User exposure is needed. Having multiple stable release ensures everyone
gets their expected level of trust. Those on -rc want to see bugs before
they hit their users. Regressions are bad and require self-moderation and
self-estimation of the amount of trust in one's code, but they're better
in -rc than in -stable. I do happen to write some fixes I'm not totally
sure about and prefer not to backport them immediately. Users value
transparency because that helps them take safe decisions. If I say "this
is my fix, but I'd love more testing as I'm not yet sold on it", I'll get
some testers, but not the ones complaining that I broke their setup. Only
later it makes sense to progressively backport.

I have broken stable releases many times with failed backports. Almost
every time it was my fault due to incomplete testing. I could argue that
once you've built one hundred times in a week-end you're probably a bit
more lenient about next builds, or whatever. But in the end I was the
one breaking a working version. Seeing my branches picked up by Guenter
was a huge relief and it started to spot many build issues that I could
not figure myself. It doesn't make remaining bugs less important but at
least they are easier to swallow, to spot and to address.
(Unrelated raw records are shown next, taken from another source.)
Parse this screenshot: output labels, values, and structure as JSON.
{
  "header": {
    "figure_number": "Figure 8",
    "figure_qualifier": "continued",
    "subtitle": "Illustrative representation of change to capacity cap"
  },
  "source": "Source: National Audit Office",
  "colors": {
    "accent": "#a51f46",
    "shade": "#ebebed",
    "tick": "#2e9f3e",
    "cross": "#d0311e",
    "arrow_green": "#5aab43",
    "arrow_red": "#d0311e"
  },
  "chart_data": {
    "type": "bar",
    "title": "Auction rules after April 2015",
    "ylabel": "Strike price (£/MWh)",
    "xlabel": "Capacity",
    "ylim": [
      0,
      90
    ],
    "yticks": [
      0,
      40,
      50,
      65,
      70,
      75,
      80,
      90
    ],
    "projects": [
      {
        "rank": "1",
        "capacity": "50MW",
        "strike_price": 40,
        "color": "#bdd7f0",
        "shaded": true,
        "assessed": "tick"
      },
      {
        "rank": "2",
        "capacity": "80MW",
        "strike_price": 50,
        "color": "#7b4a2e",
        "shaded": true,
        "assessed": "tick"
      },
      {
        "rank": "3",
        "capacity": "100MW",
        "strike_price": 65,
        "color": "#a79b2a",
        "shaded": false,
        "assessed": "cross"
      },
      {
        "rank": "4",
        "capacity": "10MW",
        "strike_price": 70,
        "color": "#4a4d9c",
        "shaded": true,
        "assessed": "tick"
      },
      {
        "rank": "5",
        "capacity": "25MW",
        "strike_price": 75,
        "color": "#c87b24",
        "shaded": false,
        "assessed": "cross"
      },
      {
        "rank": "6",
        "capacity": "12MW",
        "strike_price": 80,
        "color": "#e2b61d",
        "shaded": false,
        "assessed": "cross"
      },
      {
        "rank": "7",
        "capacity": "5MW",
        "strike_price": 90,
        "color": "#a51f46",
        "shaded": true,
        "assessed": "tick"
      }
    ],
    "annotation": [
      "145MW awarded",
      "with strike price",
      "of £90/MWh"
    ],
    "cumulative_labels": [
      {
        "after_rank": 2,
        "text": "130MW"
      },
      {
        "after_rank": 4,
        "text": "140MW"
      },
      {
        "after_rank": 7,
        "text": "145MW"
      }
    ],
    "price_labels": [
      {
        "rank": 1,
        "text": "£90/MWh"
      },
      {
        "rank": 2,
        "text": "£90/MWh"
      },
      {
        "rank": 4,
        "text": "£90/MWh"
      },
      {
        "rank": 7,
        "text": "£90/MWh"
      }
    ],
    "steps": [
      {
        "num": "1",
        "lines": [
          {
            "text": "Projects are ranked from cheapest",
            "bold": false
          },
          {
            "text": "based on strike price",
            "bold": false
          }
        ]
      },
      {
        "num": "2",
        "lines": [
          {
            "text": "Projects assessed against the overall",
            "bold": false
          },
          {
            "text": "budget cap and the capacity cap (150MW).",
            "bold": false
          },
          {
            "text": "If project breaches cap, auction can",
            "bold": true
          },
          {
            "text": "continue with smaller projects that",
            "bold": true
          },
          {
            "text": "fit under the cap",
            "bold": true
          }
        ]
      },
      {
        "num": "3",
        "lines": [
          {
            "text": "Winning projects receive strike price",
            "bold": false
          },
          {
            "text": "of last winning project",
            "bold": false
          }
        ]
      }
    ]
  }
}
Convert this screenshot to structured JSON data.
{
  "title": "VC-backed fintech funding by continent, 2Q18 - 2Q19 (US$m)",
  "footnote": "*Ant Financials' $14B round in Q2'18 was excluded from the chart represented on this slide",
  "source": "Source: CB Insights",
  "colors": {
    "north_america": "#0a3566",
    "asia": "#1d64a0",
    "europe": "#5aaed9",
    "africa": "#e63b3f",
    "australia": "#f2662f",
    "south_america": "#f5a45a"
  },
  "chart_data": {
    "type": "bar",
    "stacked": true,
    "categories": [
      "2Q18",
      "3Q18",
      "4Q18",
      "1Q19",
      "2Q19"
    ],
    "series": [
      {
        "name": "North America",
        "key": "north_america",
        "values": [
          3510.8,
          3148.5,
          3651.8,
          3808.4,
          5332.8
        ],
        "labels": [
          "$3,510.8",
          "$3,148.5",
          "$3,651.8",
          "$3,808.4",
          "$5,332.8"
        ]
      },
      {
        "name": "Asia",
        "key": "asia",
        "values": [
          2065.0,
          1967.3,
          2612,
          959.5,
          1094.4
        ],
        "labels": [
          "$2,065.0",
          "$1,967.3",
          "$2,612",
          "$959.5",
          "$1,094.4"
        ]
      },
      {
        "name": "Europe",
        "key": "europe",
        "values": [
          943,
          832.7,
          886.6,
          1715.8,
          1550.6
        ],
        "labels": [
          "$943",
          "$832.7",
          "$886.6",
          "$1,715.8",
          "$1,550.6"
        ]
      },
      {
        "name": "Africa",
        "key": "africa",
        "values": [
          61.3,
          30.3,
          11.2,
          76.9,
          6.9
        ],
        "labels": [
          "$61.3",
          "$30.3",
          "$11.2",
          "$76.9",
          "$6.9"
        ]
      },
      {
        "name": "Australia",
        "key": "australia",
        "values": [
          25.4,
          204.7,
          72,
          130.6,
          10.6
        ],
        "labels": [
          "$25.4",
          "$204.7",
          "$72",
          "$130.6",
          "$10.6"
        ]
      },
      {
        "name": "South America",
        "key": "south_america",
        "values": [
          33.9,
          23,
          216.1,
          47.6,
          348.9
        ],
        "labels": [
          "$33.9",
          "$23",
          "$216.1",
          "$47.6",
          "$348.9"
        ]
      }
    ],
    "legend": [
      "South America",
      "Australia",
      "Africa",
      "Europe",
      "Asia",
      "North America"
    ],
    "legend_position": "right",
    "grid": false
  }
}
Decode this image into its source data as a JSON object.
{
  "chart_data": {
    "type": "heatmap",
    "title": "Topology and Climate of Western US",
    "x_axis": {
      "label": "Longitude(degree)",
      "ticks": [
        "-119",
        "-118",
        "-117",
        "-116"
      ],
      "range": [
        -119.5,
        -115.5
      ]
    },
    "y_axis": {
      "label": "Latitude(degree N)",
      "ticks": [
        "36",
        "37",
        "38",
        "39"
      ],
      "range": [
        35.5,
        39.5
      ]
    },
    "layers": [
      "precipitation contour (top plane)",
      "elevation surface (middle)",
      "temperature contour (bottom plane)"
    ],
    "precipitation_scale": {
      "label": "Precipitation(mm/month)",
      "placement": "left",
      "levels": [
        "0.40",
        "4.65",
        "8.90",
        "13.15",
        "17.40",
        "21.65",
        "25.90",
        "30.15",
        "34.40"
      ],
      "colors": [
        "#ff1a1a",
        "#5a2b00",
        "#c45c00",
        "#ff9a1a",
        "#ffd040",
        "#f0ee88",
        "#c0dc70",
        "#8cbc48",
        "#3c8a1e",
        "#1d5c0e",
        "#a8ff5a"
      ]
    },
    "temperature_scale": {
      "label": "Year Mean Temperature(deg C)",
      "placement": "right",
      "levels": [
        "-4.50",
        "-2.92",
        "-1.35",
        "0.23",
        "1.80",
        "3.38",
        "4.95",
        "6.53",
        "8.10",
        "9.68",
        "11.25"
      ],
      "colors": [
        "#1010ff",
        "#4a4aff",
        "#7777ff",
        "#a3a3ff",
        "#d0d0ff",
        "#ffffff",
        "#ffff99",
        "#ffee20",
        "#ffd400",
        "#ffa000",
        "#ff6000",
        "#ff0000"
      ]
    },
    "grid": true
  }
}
What's not acceptable is rushed fixes that have obvious side effects that
could have been caught by closer analysis or better testing. It always
happens but it must not happen too often for the same person/subsystem.
This I think is where the line must be drawn. When Linus shouts once in
a while, it's a reminder for all others. Tune the potentiometer of his
detection threshold a bit lower and we'll get less regressions because
it's never pleasant to be called stupid in public like he does.

Willy